= J. F. Hodgson =

Left-wing activist

John Frederick Hodgson (10 April 1867 - 1947) was a British socialist activist.

Born in York, Hodgson trained as a tailor, becoming a foreman cutter in clothing wholesale. He moved to Reading in the 1890s, joining the Social Democratic Federation, and then its successor, the British Socialist Party. He was part of the majority in the party which opposed World War I, and in 1918, he was elected to its executive.

The BSP affiliated to the Labour Party and Hodgson was unsuccessfully nominated for the party's National Executive Committee. He also became its Prospective Parliamentary Candidate for Islington East, though he did not ultimately stand.

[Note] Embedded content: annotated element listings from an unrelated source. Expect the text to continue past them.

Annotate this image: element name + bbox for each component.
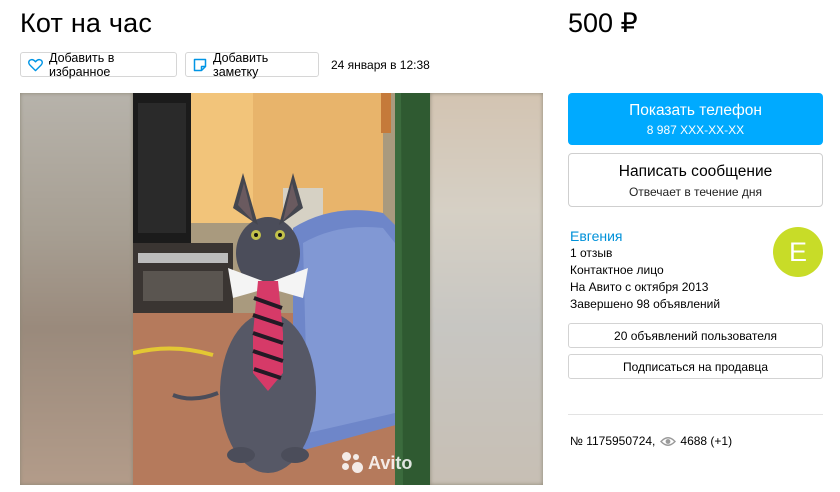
listing-date: 24 января в 12:38 [331,58,430,72]
seller-type: Контактное лицо [570,263,664,277]
avito-watermark: Avito [342,452,412,474]
listing-meta: № 1175950724, 4688 (+1) [570,434,732,448]
seller-name-link[interactable]: Евгения [570,228,623,244]
avito-logo-icon [342,452,364,474]
avito-watermark-text: Avito [368,452,413,473]
seller-reviews[interactable]: 1 отзыв [570,246,612,260]
eye-icon [660,436,677,446]
seller-since: На Авито с октября 2013 [570,280,709,294]
show-phone-button[interactable]: Показать телефон 8 987 XXX-XX-XX [568,93,823,145]
avatar[interactable]: Е [773,227,823,277]
add-to-favorites-label: Добавить в избранное [49,50,115,79]
view-count: 4688 (+1) [680,434,733,448]
main-photo[interactable] [133,93,430,485]
heart-icon [28,58,43,71]
user-ads-button[interactable]: 20 объявлений пользователя [568,323,823,348]
cat-photo-illustration [133,93,430,485]
add-to-favorites-button[interactable]: Добавить в избранное [20,50,177,79]
listing-price: 500 ₽ [568,8,638,38]
subscribe-seller-button[interactable]: Подписаться на продавца [568,354,823,379]
listing-title: Кот на час [20,8,153,38]
seller-completed: Завершено 98 объявлений [570,297,721,311]
listing-number: № 1175950724, [570,434,656,448]
divider [568,414,823,415]
response-time: Отвечает в течение дня [628,185,763,199]
photo-gallery[interactable] [20,93,543,485]
note-icon [193,58,207,71]
gallery-blur-left [20,93,133,485]
add-note-label: Добавить заметку [213,50,269,79]
write-message-label: Написать сообщение [618,163,773,180]
write-message-button[interactable]: Написать сообщение Отвечает в течение дн… [568,153,823,207]
add-note-button[interactable]: Добавить заметку [185,50,319,79]
gallery-blur-right [430,93,543,485]
show-phone-label: Показать телефон [629,102,762,119]
phone-masked: 8 987 XXX-XX-XX [646,123,745,137]
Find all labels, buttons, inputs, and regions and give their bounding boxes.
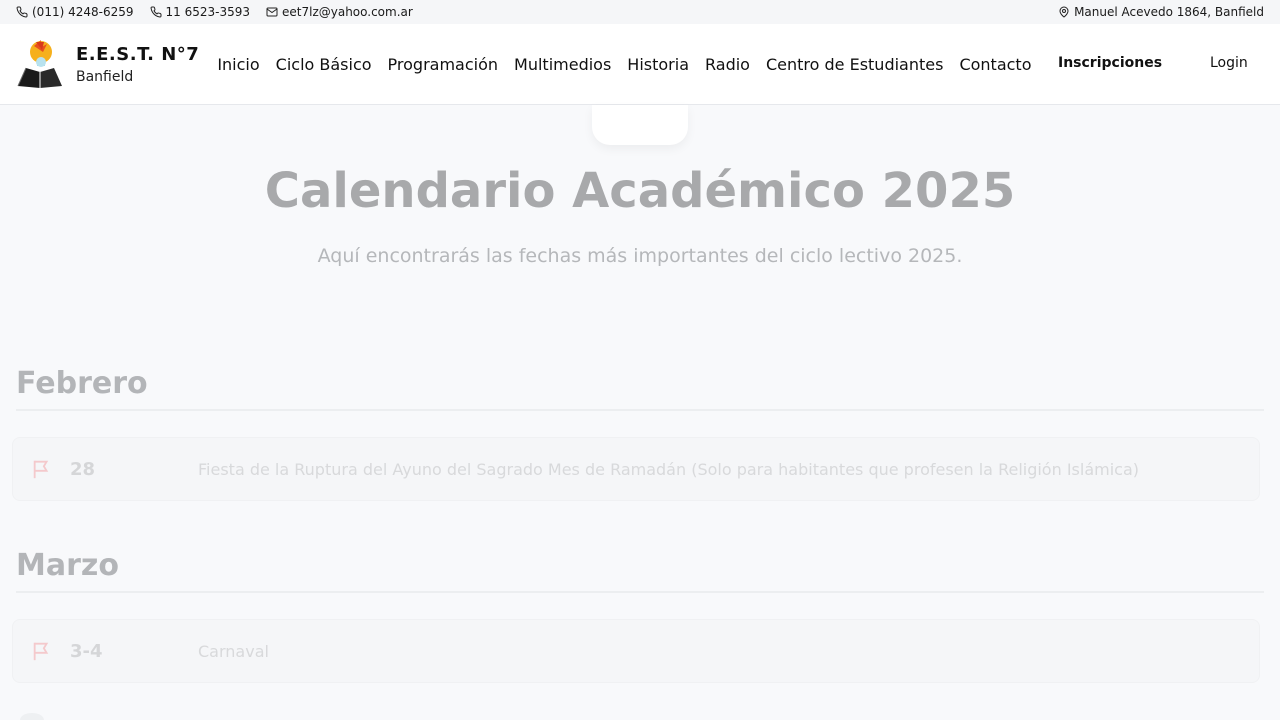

In 1920, the BSP became the main constituent of the new Communist Party of Great Britain. Hodgson was part of the Joint Provisional Committee which organised the formation, and he then served as the party's first treasurer, and as a member of the executive. He also attended the Conference of the Amsterdam Bureau in 1920.

Hodgson married, had two children, and was widowed early in life. In 1898, he met Anne Holton, and the two began living together, although they did not marry. The two separated in 1921 after Hodgson began an affair, and he was fined £200 for breach of promise. This led him to leave the CPGB in 1922, change his name to Edwin Player, and become the manager of a clothing company.